Documenting one’s research data and methods often feels more like winning a battle against inertia than learning new tricks to documentation. After all, don’t we all know that we should be recording how and why we did things…it is just a question of finding time to do it?
This may be true, but it is also helpful to consider that documenting data efficiently is really the key. Once we set up a system that enables effective documentation, contributing to it should require far less effort and it should ideally make it easier to continue documenting as the project progresses: in other words, a lot of initial effort followed by inertia in favor of documentation rather than against it. After all, once a workflow is in place for documenting, that system can be replicated across many projects, reducing the work the next time around.

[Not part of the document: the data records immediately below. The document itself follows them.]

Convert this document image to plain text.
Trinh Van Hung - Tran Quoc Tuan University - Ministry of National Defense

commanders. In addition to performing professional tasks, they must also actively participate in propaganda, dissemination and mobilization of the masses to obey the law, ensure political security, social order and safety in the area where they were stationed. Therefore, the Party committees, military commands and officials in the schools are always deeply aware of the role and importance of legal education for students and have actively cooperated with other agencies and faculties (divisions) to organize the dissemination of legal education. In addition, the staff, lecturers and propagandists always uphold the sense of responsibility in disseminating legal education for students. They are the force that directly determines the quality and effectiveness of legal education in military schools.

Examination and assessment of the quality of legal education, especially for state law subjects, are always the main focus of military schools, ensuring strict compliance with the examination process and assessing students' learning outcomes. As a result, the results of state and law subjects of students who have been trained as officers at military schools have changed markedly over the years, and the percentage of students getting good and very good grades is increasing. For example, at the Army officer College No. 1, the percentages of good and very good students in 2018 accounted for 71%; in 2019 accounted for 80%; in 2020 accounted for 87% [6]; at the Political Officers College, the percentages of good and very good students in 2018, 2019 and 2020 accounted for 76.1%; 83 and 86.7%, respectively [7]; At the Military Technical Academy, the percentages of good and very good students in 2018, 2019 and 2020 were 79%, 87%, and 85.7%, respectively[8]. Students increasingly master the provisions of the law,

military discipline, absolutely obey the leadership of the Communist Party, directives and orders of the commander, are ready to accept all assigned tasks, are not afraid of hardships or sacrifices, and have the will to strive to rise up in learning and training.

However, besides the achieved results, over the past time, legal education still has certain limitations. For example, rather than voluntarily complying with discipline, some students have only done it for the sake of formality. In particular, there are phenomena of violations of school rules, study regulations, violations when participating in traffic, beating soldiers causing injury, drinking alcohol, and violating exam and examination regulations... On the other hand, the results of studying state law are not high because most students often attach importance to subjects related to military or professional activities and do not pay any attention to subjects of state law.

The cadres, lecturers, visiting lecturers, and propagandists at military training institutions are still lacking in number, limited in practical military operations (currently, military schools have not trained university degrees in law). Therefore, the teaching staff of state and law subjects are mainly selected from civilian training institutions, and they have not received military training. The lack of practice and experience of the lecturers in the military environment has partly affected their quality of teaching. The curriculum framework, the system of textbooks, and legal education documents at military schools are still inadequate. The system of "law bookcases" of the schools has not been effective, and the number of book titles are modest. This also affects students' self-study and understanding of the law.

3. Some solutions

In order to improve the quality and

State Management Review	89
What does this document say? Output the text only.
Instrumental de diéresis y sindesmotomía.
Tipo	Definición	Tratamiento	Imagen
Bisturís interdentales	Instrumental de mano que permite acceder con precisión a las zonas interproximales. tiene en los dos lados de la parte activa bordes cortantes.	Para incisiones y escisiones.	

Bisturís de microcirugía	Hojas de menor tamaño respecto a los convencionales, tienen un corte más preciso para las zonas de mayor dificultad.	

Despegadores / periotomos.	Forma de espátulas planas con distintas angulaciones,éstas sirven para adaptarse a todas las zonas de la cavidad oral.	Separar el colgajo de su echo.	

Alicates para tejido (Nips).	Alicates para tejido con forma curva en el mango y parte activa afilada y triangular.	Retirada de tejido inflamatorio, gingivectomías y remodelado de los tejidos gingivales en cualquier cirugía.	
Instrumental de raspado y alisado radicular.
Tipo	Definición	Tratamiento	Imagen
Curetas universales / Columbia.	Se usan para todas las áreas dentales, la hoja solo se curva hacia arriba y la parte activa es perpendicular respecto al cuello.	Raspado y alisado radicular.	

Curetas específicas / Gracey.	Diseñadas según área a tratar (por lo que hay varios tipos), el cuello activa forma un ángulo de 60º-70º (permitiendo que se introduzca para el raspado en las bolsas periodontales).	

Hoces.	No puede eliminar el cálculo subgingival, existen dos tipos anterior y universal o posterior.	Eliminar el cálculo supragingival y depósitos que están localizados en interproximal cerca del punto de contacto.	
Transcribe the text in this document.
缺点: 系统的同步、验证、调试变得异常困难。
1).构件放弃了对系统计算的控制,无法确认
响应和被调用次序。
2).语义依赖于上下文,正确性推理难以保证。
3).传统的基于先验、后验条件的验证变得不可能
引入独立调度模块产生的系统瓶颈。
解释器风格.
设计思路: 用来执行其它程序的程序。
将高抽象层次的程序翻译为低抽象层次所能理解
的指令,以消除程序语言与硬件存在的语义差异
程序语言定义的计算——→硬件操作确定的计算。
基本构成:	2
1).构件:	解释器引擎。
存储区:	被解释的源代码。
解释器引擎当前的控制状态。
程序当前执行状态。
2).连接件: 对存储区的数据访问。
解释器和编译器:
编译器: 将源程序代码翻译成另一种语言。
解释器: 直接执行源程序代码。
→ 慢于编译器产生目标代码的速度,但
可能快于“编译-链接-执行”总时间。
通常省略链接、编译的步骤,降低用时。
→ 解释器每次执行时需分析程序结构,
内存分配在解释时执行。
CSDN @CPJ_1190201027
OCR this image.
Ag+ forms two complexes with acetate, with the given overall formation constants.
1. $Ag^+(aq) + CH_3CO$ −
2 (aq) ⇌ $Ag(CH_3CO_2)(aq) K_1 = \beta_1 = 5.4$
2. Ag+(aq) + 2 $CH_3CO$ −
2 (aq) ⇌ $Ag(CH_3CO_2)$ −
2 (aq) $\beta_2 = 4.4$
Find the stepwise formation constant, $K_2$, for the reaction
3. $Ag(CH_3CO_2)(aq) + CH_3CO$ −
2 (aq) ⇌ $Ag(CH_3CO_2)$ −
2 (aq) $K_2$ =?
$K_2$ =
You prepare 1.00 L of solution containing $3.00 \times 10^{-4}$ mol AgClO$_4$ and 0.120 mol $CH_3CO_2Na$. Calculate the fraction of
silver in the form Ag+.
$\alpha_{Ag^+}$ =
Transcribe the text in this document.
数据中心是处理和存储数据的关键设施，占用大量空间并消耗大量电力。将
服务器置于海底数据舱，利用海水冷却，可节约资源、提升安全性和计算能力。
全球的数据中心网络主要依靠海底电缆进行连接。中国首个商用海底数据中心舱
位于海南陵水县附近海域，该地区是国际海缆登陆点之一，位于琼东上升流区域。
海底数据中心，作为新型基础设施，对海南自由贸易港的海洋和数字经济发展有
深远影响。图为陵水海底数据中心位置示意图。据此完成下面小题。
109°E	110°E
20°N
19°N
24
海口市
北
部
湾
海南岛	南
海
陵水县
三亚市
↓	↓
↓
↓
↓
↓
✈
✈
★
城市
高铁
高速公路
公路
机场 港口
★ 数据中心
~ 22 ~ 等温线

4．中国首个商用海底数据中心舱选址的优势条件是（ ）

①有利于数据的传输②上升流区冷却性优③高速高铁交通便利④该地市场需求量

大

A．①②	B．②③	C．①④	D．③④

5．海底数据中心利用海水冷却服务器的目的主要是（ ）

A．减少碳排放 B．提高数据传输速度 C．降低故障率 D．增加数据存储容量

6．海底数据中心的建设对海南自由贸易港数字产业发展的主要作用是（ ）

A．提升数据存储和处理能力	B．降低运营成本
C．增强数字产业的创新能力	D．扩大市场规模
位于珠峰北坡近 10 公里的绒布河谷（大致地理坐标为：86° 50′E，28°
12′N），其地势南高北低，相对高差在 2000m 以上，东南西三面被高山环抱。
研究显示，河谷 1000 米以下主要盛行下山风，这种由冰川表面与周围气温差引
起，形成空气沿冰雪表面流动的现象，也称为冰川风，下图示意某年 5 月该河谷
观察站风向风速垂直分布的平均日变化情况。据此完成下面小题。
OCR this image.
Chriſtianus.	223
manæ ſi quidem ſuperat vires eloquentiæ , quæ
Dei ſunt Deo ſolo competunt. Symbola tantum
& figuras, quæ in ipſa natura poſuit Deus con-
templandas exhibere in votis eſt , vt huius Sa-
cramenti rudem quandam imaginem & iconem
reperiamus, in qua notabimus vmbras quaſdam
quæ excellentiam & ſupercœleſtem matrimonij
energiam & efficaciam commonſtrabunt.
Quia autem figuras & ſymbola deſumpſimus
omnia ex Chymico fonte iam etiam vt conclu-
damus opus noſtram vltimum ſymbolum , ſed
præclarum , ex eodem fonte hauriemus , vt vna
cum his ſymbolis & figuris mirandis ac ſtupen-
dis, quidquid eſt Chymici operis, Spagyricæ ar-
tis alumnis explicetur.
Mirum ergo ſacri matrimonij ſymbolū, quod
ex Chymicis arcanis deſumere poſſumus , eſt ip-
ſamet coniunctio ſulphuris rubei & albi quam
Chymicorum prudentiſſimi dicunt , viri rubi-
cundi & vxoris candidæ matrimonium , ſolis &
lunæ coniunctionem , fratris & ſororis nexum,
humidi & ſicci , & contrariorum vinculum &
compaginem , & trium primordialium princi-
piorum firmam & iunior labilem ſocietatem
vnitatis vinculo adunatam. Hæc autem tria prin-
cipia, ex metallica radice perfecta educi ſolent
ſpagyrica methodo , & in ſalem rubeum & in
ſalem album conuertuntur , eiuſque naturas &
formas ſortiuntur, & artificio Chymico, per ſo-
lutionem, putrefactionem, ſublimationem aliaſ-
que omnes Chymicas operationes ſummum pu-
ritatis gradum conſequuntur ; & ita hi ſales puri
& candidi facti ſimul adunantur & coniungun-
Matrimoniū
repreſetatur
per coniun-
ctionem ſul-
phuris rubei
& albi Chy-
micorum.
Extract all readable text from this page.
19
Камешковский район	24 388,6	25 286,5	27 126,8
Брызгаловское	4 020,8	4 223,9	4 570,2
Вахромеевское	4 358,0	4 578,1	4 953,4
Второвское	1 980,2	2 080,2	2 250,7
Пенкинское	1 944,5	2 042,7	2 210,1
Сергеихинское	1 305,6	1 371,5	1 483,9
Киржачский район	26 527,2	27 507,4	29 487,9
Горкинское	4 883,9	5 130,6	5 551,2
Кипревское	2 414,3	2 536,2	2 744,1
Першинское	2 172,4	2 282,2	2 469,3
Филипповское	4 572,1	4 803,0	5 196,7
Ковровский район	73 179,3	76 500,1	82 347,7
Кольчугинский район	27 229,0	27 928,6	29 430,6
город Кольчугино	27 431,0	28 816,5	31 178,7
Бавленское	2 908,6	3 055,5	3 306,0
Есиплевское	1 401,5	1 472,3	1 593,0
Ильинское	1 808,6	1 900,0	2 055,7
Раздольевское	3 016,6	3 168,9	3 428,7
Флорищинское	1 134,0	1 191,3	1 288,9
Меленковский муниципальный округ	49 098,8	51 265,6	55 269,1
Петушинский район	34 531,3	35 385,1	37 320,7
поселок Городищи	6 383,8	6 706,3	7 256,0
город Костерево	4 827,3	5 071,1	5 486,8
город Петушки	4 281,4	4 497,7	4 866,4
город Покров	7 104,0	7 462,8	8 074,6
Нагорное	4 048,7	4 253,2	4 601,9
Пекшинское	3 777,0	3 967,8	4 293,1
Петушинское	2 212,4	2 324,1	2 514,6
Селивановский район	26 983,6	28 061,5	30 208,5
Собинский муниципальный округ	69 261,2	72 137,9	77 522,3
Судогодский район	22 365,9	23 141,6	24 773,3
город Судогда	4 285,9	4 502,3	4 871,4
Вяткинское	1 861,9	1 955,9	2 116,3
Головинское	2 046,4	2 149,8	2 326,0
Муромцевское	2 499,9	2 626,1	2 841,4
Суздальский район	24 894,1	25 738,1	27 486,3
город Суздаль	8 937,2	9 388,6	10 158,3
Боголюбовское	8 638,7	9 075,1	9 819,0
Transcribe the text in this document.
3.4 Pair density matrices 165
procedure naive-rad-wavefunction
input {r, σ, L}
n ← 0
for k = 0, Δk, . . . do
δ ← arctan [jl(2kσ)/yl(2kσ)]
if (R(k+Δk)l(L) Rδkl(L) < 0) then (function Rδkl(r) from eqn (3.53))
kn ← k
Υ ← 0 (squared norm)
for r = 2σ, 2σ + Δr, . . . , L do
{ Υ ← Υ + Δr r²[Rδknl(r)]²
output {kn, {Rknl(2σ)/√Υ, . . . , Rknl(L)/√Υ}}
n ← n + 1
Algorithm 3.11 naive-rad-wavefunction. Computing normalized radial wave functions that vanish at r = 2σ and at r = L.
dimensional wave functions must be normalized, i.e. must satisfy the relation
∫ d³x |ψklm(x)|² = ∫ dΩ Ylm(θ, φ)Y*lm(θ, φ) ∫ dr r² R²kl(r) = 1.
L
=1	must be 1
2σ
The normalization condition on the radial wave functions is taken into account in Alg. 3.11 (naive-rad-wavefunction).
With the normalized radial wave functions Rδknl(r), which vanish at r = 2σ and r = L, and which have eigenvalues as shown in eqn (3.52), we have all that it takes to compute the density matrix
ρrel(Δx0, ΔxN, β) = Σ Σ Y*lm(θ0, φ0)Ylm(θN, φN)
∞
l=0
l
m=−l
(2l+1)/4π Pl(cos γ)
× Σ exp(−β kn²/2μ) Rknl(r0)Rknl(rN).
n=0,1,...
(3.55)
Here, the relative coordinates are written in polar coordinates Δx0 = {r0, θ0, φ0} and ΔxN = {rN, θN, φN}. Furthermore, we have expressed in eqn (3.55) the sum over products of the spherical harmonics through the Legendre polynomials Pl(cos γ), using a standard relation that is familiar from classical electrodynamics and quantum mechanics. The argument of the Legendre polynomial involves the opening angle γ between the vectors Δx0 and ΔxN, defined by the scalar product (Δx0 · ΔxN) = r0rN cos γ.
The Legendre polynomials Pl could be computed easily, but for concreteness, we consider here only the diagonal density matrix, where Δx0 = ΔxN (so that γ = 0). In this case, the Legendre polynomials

Moreover, since we don’t want to take shortcuts in documentation comprehensiveness, we need to take advantage of every time saver available. Make use of the codebook-making function in SPSS, for example (select Analyze > Reports > Codebook from your menu); use automatic TEI-XML global element generators like this one from the University of Rochester; when documenting computer code through commenting, read through style guides like this one for Python and implement its recommendations as you go so that it becomes second-nature; and don’t be hesitant to grab templates like this one from Cornell University for readme files. Data documenting is a social experience (you want others to immediately comprehend your codebook), not an exercise in authoring unique gems that only you can decipher–so templates are great.
Lastly, make sure your documentation is going to last as long as your data. It does no good to go through all the trouble of building a nice software-agnostic, cross-platform readable file only to provide documentation that no hardware will be able to read in five years. Use helpful formats like pdf, txt, and even html that have staying power!